Weight loss device that clamps jaw shut criticised as "torture"
The device has been slammed as a form of "torture" by critics.
New Zealand researchers have created a weight-loss device that uses magnets to clamp a patient's jaw together as to prevent them from breaking a strict liquid diet.
The procedure involves a dentist fitting magnets and locking bolts to the patient's upper and lower molars, allowing the jaw to open just two millimetres to allow for drinking, speaking, and breathing.
Lead researcher Paul Brunton, from the University of Otago's school of health sciences, said that the invention was a "non-invasive, reversible, economical and attractive alternative to surgical procedures."
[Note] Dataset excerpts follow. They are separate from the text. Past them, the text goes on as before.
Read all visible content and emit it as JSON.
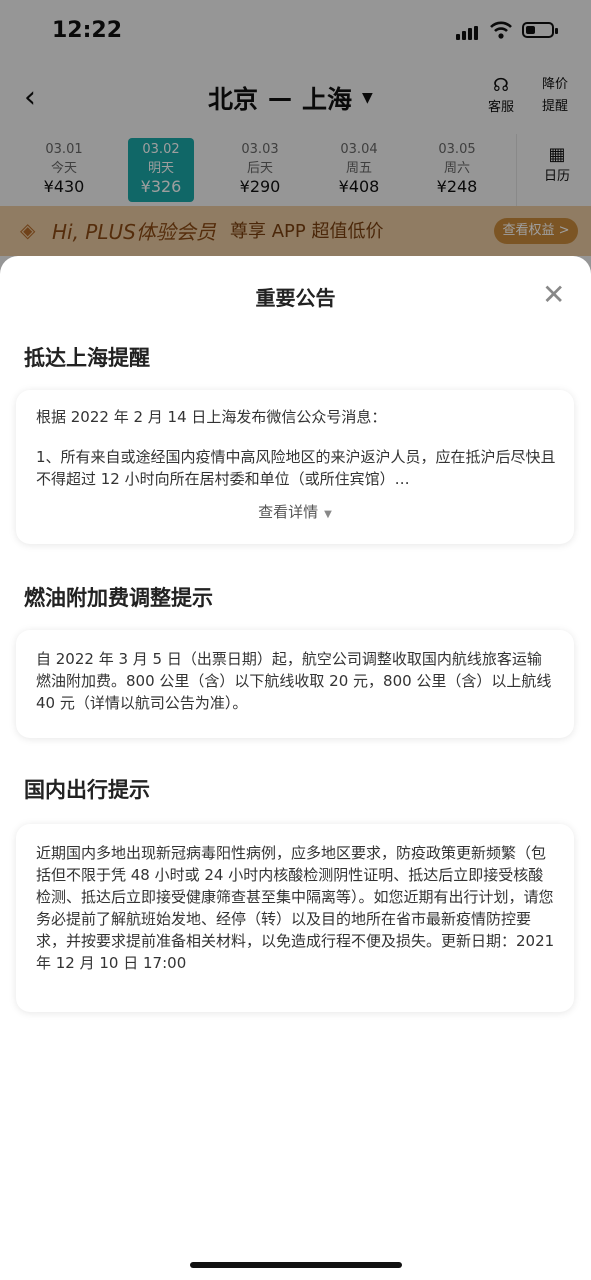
{
  "status_bar": {
    "time": "12:22"
  },
  "nav": {
    "back_icon": "chevron-left-icon",
    "from": "北京",
    "separator": "—",
    "to": "上海",
    "service_label": "客服",
    "alert_line1": "降价",
    "alert_line2": "提醒"
  },
  "dates": [
    {
      "date": "03.01",
      "label": "今天",
      "price": "¥430",
      "active": false
    },
    {
      "date": "03.02",
      "label": "明天",
      "price": "¥326",
      "active": true
    },
    {
      "date": "03.03",
      "label": "后天",
      "price": "¥290",
      "active": false
    },
    {
      "date": "03.04",
      "label": "周五",
      "price": "¥408",
      "active": false
    },
    {
      "date": "03.05",
      "label": "周六",
      "price": "¥248",
      "active": false
    }
  ],
  "calendar_label": "日历",
  "plus_banner": {
    "title": "Hi, PLUS体验会员",
    "subtitle": "尊享 APP 超值低价",
    "button": "查看权益 >"
  },
  "modal": {
    "title": "重要公告",
    "sections": [
      {
        "title": "抵达上海提醒",
        "paragraphs": [
          "根据 2022 年 2 月 14 日上海发布微信公众号消息：",
          "1、所有来自或途经国内疫情中高风险地区的来沪返沪人员，应在抵沪后尽快且不得超过 12 小时向所在居村委和单位（或所住宾馆）…"
        ],
        "more": "查看详情"
      },
      {
        "title": "燃油附加费调整提示",
        "paragraphs": [
          "自 2022 年 3 月 5 日（出票日期）起，航空公司调整收取国内航线旅客运输燃油附加费。800 公里（含）以下航线收取 20 元，800 公里（含）以上航线 40 元（详情以航司公告为准）。"
        ]
      },
      {
        "title": "国内出行提示",
        "paragraphs": [
          "近期国内多地出现新冠病毒阳性病例，应多地区要求，防疫政策更新频繁（包括但不限于凭 48 小时或 24 小时内核酸检测阴性证明、抵达后立即接受核酸检测、抵达后立即接受健康筛查甚至集中隔离等）。如您近期有出行计划，请您务必提前了解航班始发地、经停（转）以及目的地所在省市最新疫情防控要求，并按要求提前准备相关材料，以免造成行程不便及损失。更新日期：2021 年 12 月 10 日 17:00"
        ]
      }
    ]
  },
  "colors": {
    "accent": "#1aa6a6",
    "plus_bg": "#e8c9a0",
    "plus_btn": "#c98a3a"
  }
}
The researchers added that the device had been developed for "a world-first weight-loss device to help fight the global obesity epidemic".
In the paper published in the British Dental journal this month, they said seven women lost an average of 6.36kg (14lbs) each during the two-week trial, called the DentalSlim Diet Control.
The release was not used by any patient during the two-week trial, although one woman said that she had melted chocolate and fizzy drinks during the trial.
"After 24 hours, the participants indicated that they occasionally felt embarrassed, self-conscious and that life, in general, was less satisfying," the researchers penned in the report.
"Nevertheless, all the participants got accustomed to the device during the treatment period and were able to work effectively in their usual employment."
The device has created a strong response on social media with many people likening the contraption to jaw wiring of the '80s and calling it a form of "torture".
The researchers note in their paper that the trial was approved by an ethics committee and carried out in accordance with international guidelines.